Legislation to deregulate telephony and create statewide video franchising is moving ahead quickly in Texas, where the House in session Sunday approved the bill by a 135-6 vote.
That chamber made amendments to the bill, so it now needs to go back to the Senate -- a chamber that has already vetted the bill -- for a final vote.
If the Senate approves the changes and approves the bill on a two-thirds vote, Texas -- where SBC Communications Inc. and Verizon Communications Inc. are based and, therefore, have the strongest lobbying influence -- will become the first state to change its laws to ease Verizon's move into video service.
Other states issue franchises at the state level, such as New Jersey, but after local communities name the vendor they want regulated.
The Texas Cable & Telecommunications Association’s members said the new bill strips away video-service-quality safeguards and other customer protections, while possibly raising phone rates in the state. The bill gives every economic and regulatory advantage to big phone companies, the association added.
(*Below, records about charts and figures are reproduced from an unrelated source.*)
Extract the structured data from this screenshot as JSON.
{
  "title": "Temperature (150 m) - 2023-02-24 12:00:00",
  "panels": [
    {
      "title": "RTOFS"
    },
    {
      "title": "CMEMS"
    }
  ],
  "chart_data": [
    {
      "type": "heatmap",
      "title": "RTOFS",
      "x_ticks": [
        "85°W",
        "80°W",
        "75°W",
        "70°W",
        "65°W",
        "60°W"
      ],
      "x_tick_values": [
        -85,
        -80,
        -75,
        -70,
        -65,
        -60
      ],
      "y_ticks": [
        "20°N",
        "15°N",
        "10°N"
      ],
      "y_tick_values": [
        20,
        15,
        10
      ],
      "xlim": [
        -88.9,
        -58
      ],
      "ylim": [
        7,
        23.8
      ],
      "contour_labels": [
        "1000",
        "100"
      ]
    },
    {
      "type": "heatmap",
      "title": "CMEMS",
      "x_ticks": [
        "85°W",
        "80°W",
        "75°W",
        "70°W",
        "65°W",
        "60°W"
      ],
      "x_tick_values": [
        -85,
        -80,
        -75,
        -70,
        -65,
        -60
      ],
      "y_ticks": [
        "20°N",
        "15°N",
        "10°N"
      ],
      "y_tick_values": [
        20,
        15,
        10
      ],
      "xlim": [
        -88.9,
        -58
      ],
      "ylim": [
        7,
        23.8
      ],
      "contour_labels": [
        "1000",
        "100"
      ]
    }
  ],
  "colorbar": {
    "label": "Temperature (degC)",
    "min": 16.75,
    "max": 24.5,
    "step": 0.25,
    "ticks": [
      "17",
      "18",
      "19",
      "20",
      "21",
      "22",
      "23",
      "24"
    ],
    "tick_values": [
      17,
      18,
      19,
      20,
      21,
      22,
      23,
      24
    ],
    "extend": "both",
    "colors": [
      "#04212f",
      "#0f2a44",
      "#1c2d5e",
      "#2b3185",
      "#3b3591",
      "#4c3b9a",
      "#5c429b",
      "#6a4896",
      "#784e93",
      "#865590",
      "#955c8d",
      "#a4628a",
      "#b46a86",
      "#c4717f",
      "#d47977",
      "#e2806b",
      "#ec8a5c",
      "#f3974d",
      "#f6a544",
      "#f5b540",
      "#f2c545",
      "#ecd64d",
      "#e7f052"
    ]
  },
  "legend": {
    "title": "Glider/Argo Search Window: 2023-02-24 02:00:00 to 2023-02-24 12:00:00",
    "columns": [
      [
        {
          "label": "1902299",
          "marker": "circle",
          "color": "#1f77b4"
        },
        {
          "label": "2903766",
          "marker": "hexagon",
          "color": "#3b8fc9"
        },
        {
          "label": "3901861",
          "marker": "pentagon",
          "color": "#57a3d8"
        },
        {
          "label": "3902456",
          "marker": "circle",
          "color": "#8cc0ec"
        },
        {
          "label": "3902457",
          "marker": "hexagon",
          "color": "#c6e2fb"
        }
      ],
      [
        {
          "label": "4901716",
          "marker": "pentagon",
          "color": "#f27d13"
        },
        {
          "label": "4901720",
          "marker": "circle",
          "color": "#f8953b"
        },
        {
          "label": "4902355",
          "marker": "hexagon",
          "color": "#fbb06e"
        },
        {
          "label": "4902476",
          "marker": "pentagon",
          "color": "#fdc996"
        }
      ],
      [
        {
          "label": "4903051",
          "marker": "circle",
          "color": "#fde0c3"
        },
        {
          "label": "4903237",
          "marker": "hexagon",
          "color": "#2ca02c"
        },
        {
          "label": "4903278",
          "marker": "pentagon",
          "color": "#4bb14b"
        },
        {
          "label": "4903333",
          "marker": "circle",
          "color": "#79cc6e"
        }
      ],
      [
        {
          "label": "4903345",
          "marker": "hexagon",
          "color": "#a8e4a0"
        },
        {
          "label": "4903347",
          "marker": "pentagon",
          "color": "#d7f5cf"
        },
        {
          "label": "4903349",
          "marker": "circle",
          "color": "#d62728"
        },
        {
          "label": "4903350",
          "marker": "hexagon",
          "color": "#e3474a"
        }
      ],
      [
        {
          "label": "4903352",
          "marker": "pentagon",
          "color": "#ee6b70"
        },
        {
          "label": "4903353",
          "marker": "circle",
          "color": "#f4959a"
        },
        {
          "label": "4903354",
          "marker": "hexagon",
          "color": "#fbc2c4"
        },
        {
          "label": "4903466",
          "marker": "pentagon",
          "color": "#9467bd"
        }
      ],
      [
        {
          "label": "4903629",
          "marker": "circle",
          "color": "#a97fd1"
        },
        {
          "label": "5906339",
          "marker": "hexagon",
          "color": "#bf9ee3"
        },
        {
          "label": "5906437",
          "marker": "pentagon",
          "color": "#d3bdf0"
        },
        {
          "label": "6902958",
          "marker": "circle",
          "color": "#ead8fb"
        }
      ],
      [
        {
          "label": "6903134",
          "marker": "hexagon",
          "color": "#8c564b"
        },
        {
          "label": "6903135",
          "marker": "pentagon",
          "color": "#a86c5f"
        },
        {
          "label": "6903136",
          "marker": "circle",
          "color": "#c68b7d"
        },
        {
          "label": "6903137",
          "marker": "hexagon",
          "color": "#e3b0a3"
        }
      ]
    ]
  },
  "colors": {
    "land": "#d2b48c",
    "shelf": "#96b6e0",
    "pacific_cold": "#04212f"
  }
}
"Today, sound public policy, regulatory parity and service protections for Texas consumers went out the door," said Tom Kinney, TCTA president and president of Time Warner Cable-Austin, in a prepared statement.
The bill will most impact cable incumbents Time Warner -- the state's largest operator, with an estimated 18% market share, which will increase following its Adelphia Communications Corp. acquisition, according to analysts -- along with Cox Communications Inc., Charter Communications Inc., Classic Cable, Midcontinent Communications and Cable One Inc.
The bill could also impact EchoStar Communications Corp., which currently has a partnership with SBC to sell the video element of the telco's service bundle, analysts noted.